We vow not to support President Barack Obama for renomination (emphasis, j.w.) for another term in office, and to actively seek to impede his war policies unless and until he reverses them.
“Renomination”? Many of these very people were calling for George W. Bush’s impeachment for doing what Obama is doing now, although Obama is doing more of it, as the rest of the petition makes clear.
“Renomination”? Does anyone think that the Democratic Party machine will deny Obama the nomination in 2012? And is there even the faintest suggestion here that the petitioners will try to field another candidate, a genuine peace candidate?
“Renomination”? Does that mean that the signatories will vote for Obama once he has been nominated out of fear of the Republican “fascists,” as the Republican opposition, not much different from Obama himself, is so often and so glibly labeled.
As we all know, politicians in general and Obama in particular care not one whit about petitions such as these. They care only about a threat to being elected or re-elected. The time for begging or petitioning Obama to change is long since past. It is time to organize an alternative. If a serious challenge to Obama and indeed to both War Parties is to be mounted, it must begin soon. Unfortunately no such challenge has appeared on the horizon as yet. It certainly does not appear in this petition. Time is running out, and petitions like these can even forestall necessary action by giving people the false sense that they “have done something.”

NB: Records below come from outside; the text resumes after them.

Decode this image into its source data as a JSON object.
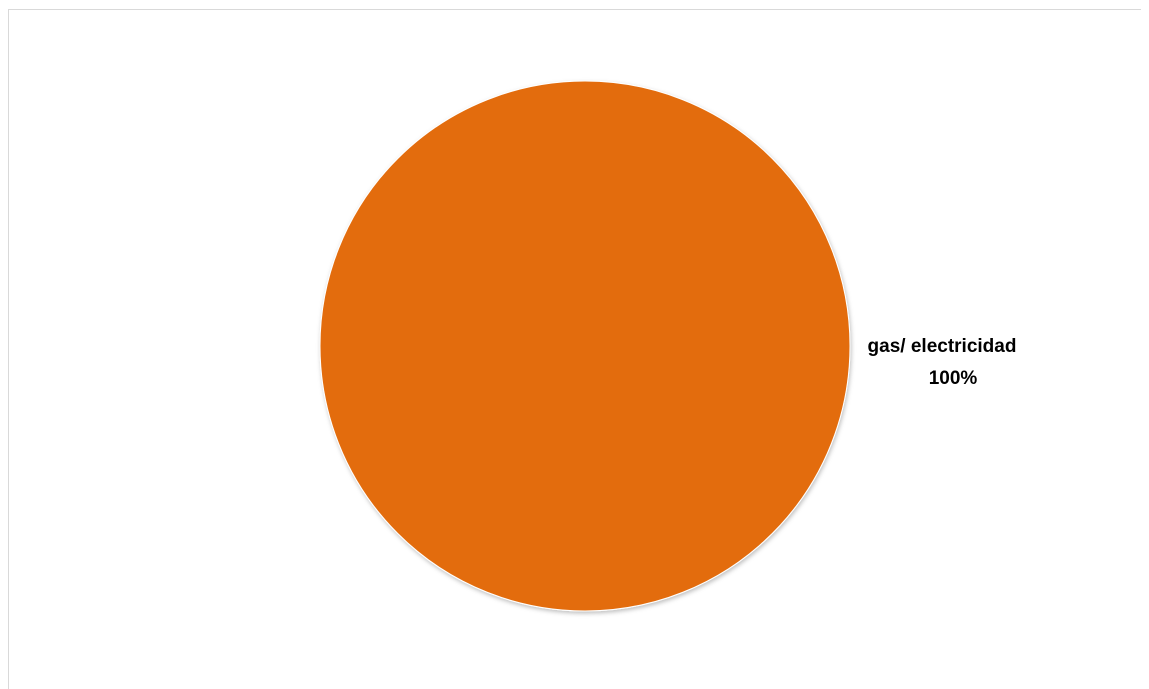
{
  "chart_data": {
    "type": "pie",
    "title": "",
    "categories": [
      "gas/ electricidad"
    ],
    "values": [
      100
    ],
    "percent_labels": [
      "100%"
    ],
    "colors": [
      "#E36C0A"
    ],
    "legend": "none",
    "data_labels": "outside-right"
  }
}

The manifesto makes it clear that two thirds of Americans are now antiwar. And many of that two-thirds care little for the Democratic Party or for Obama. But the word “renomination” was chosen to keep the locus of antiwar activity within the Democratic Party. That is a losing strategy as we have learned over and over again. Such statements as this petition are not casually penned and their words not lightly chosen.
Would it not be better to reach out to the Right, both Libertarians like Ron and Rand Paul and Justin Raimondo at Antiwar.com and Paleos like Dan McCarthy at The American Conservative or Lew Rockwell or the Future of Freedom Foundation? Some functionary in the White House sub-basement assigned to keep watch on antiwar intellectuals must have breathed a sigh of relief that no mention was made of that. But how can one refuse to develop such alliances with the antiwar Right and others? To fail at that will only lead to a smaller antiwar movement and the probability that Obama’s armies of Empire will continue to grind millions into the dust? Can that be justified morally?
Most of the signatories are principled women and men disgusted with war. But the action against Obama they call for does not match the crimes they cite – it does not even come close. Electoral action, among other forms of activism, is needed, and the considerable prestige attached to some on this list of signatories can help to initiate such action. On the other hand, some among the signers have always come down on the side of the Dems in the end, no matter what they do. Let us hope that the latter are not in the driver’s seat and that this manifesto is but one brief step on a determined and forceful march to field a badly needed alternative in 2012. The hour is late and lives by the score are lost every day at Obama’s hand.